Twingate incident

Controller downtime

Twingate experienced a notice incident on November 5, 2021 affecting Connector Heartbeat, lasting 11h 52m. The incident has been resolved; the full update timeline is below.

Started: Nov 05, 2021, 06:37 PM UTC
Resolved: Nov 06, 2021, 06:30 AM UTC
Duration: 11h 52m
Detected by Pingoru: Nov 05, 2021, 06:37 PM UTC

Affected components

Connector Heartbeat

Update timeline

investigating Nov 05, 2021, 06:37 PM UTC

We are looking into it we will provide more info as soon as we have it
investigating Nov 05, 2021, 06:49 PM UTC

We are continuing to investigate this issue.
investigating Nov 05, 2021, 06:53 PM UTC

We are back and operational now. We are still investigating the root cause.
investigating Nov 05, 2021, 06:54 PM UTC

We are continuing to investigate this issue.
monitoring Nov 05, 2021, 09:05 PM UTC

We are still investigating the root cause of the incident. We didn't find any issue on our side, and we are working with our cloud provider support team to investigate the matter further.
resolved Nov 06, 2021, 06:30 AM UTC

This incident has been resolved.
postmortem Nov 09, 2021, 04:15 AM UTC

**Components impacted** Relay Controller **Summary** A physical hardware failure occurred in a node within one of our Eastern US Relay clusters at approximately 18:19 UTC. Connectors and Clients attached to this node automatically failed over to a new node. This failover process resulted in a partial outage of the Controller, which was partially available to service requests from approximately 18:21 to 18:40 UTC. At the end of the period, normal service resumed with no remediation required. **Root cause** A physical hardware failure occurred in a single node within one of our Eastern US Relay clusters. Although the hardware was swapped out automatically by our service provider, this resulted in all Connectors attached to this particular Relay node to automatically failover to a new Relay node, resulting in a flood of connection requests.
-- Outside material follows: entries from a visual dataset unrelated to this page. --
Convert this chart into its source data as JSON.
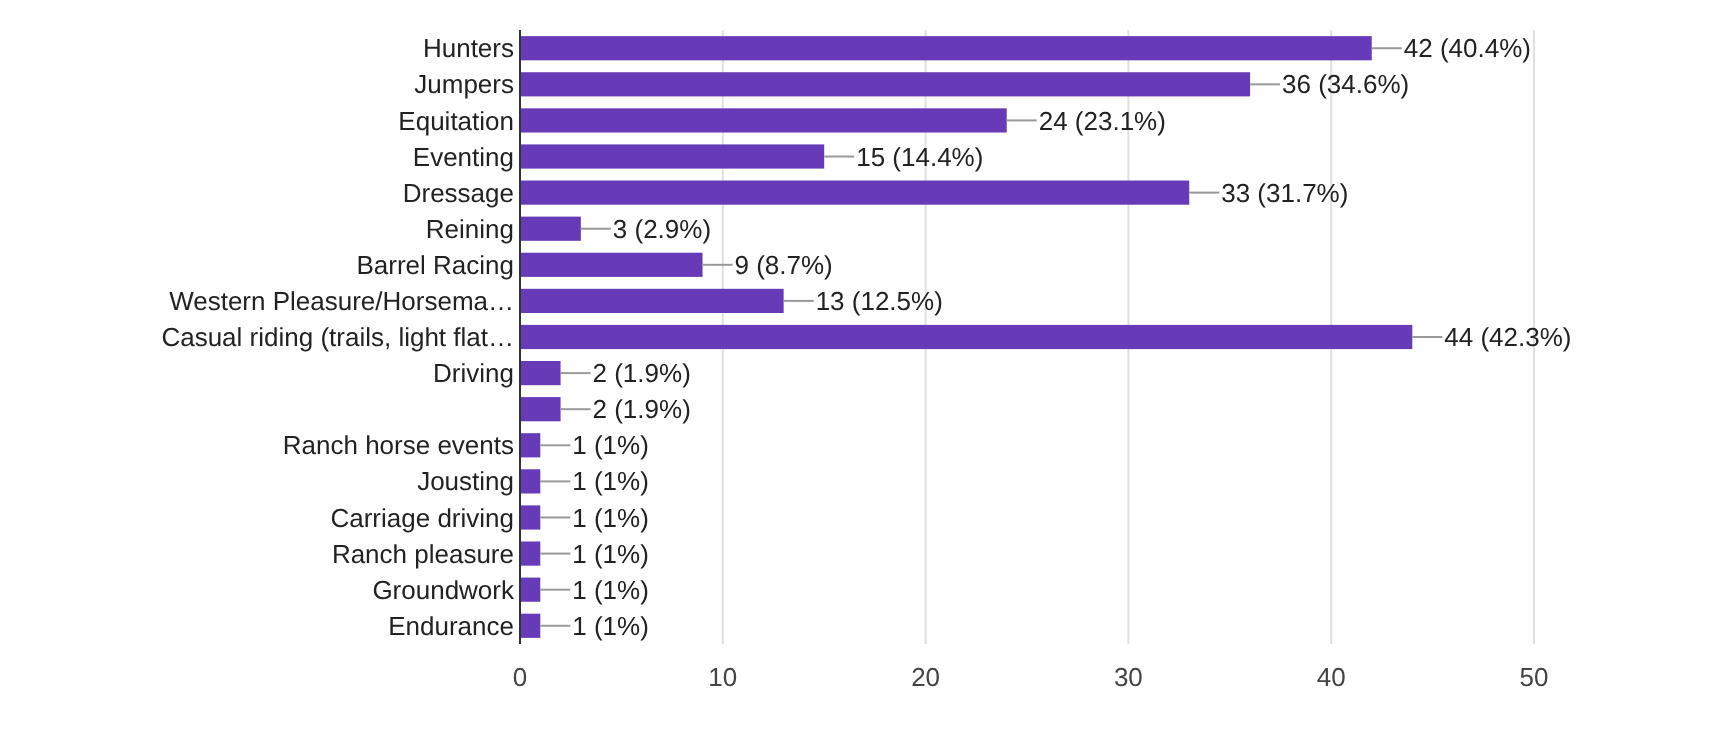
{
  "chart_data": {
    "type": "bar",
    "orientation": "horizontal",
    "categories": [
      "Hunters",
      "Jumpers",
      "Equitation",
      "Eventing",
      "Dressage",
      "Reining",
      "Barrel Racing",
      "Western Pleasure/Horsema…",
      "Casual riding (trails, light flat…",
      "Driving",
      null,
      "Ranch horse events",
      "Jousting",
      "Carriage driving",
      "Ranch pleasure",
      "Groundwork",
      "Endurance"
    ],
    "values": [
      42,
      36,
      24,
      15,
      33,
      3,
      9,
      13,
      44,
      2,
      2,
      1,
      1,
      1,
      1,
      1,
      1
    ],
    "value_labels": [
      "42 (40.4%)",
      "36 (34.6%)",
      "24 (23.1%)",
      "15 (14.4%)",
      "33 (31.7%)",
      "3 (2.9%)",
      "9 (8.7%)",
      "13 (12.5%)",
      "44 (42.3%)",
      "2 (1.9%)",
      "2 (1.9%)",
      "1 (1%)",
      "1 (1%)",
      "1 (1%)",
      "1 (1%)",
      "1 (1%)",
      "1 (1%)"
    ],
    "color": "#673ab7",
    "xlim": [
      0,
      50
    ],
    "xticks": [
      0,
      10,
      20,
      30,
      40,
      50
    ],
    "grid": "x"
  }
}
This process proceeded normally, however the volume of connection requests was sufficient in this particular instance to temporarily prevent the Controller from accepting new connection requests. This in turn resulted in additional reconnection requests, exacerbating the original problem. **Corrective actions** As soon as we received monitoring alerts, the DevOps and on-call engineering teams started triaging the issue. Additional nodes were started to handle the spike in connection requests and the system was monitored as the request rate recovered and the system was brought back to a normal running state at 18:40 UTC. Looking ahead, we have already or plan to: 1. Add additional nodes and increase memory limits across the board to serve as an additional buffer for failover-based connection spikes. 2. Make changes to our heartbeat monitoring logic to increase overall resilience during transient traffic peaks. 3. Introduce changes to the Connector logic to maintain connections to multiple Relay nodes at all times, resulting in a flatter spike in failover re-connection requests. 4. Introduce additional resiliency in token issuance to prevent temporary spikes in connection requests from influencing otherwise healthy Clients and Connectors.